HALF the Spanish population believes that with enough money it is possible to escape justice.
One in two people (48 per cent) questioned think that judges can be bribed with the right amount of money.
A further 60 per cent of Spaniards believe that the justice system is antiquated and works ‘badly’…at best.
The new figures come as Marbella judge Francisco Javier de Urquia was sentenced to two years in prison.
The 41-year-old judge was also fined 140,000 euros after being found guilty of accepting a 60,000 euro bribe in return for dropping charges against three businessmen in the Hidalgo money laundering case.
It is the second time he has been found guilty, after being suspended two years ago for taking a bribe over an illegal development.
The recent study by the General Council of the Judiciary (CGPJ) clearly outlined the broken justice system in Spain.
It believes some of the problems could be solved by selecting older judges with more experience.

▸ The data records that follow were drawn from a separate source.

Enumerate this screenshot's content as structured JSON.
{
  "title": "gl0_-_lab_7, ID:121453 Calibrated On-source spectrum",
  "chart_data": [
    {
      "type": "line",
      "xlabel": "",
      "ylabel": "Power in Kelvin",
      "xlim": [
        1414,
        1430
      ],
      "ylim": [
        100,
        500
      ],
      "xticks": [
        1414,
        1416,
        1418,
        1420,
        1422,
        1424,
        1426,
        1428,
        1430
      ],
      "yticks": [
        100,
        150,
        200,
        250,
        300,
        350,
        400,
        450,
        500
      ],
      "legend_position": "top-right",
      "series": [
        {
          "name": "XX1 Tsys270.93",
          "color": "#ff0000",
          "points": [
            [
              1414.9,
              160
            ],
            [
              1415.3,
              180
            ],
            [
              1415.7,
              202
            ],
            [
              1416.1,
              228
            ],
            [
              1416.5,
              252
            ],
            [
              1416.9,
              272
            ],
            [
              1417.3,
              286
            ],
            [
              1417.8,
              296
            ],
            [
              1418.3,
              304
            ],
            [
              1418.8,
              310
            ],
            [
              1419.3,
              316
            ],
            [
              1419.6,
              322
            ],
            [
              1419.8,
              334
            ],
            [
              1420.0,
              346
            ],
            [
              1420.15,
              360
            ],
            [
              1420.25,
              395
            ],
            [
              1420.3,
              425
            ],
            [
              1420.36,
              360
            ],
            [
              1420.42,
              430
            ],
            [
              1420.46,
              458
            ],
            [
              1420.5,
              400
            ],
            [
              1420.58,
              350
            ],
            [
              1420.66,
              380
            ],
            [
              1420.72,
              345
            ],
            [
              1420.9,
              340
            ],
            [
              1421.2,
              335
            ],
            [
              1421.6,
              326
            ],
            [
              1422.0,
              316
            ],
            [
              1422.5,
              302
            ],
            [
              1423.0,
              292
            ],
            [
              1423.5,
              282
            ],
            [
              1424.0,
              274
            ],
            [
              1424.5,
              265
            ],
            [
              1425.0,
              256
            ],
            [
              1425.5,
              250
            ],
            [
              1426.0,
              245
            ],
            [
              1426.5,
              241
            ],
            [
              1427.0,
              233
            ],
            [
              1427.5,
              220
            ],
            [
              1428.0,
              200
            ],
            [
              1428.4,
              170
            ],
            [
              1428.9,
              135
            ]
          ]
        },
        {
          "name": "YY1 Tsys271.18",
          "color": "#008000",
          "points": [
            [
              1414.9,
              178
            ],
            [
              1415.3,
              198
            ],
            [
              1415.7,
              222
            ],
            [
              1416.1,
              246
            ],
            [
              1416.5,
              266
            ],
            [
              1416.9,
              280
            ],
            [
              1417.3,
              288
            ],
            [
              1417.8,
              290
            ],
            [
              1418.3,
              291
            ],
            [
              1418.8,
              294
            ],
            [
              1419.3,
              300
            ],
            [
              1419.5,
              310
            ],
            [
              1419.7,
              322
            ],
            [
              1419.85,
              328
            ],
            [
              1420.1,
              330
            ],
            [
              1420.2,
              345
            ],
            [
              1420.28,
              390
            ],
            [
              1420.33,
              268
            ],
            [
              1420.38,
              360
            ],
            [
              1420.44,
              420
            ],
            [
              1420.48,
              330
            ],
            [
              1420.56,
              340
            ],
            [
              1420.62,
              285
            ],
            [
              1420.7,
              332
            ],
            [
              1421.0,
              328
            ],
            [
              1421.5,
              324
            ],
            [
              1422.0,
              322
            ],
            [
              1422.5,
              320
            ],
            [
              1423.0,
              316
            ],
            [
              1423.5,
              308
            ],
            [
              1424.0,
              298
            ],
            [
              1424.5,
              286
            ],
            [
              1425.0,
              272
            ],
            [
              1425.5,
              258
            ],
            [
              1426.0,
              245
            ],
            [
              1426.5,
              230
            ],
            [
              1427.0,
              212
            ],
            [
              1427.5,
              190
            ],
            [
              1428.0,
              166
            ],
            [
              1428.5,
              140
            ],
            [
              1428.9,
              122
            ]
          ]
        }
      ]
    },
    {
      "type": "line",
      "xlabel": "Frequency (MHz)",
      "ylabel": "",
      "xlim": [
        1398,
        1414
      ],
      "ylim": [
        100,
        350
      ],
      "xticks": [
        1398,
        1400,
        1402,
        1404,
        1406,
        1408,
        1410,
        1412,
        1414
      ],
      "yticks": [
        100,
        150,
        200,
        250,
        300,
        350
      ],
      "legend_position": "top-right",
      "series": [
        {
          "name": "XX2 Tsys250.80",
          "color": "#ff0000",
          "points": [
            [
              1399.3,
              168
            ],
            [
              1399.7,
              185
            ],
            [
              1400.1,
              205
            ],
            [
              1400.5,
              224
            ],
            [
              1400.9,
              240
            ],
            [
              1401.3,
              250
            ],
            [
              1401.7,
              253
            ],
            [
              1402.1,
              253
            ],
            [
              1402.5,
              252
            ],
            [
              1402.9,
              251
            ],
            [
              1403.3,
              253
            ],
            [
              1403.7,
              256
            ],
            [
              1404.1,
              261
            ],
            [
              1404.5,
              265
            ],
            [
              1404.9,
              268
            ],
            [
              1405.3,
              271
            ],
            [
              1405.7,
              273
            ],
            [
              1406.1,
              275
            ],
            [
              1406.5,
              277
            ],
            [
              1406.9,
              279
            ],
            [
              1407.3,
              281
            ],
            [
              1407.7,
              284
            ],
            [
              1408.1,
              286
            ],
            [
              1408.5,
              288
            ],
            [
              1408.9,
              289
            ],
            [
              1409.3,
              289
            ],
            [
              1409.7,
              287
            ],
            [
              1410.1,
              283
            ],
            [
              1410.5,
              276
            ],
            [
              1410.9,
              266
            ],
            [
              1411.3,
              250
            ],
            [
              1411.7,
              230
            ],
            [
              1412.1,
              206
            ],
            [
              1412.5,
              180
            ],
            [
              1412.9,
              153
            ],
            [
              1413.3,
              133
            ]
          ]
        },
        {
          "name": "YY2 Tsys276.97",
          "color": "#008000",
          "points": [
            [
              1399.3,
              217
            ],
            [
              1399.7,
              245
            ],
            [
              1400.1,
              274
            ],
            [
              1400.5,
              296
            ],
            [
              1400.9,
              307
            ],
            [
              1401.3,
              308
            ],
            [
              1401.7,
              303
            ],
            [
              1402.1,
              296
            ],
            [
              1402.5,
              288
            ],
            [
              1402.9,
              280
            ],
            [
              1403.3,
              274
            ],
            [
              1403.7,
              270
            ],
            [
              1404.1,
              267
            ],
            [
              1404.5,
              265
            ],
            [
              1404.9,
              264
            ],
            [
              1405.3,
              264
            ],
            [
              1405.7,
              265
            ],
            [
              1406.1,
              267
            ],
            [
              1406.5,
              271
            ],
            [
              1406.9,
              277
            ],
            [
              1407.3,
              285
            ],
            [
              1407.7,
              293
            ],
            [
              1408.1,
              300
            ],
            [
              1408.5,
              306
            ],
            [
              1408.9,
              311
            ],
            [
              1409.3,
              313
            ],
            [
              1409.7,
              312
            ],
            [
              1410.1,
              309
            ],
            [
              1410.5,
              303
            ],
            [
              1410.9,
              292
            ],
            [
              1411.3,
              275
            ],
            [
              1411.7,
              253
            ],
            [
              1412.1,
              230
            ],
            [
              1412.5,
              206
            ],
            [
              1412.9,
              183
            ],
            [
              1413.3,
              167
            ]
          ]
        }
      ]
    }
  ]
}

“We also need to apply mental health criteria for potential judges to detect anomalies as soon as possible,” added a spokesman.
The findings came just a month after Granada judge Adelina Entrena was sacked after leaving an innocent suspect in jail for 437 days after forgetting to sign release forms.
Another judge ordered the arrest of a perfume shop owner when her request for a refund was not granted, while in Alicante, one judge simply refuses to sanction same-sex marriages, despite it being law.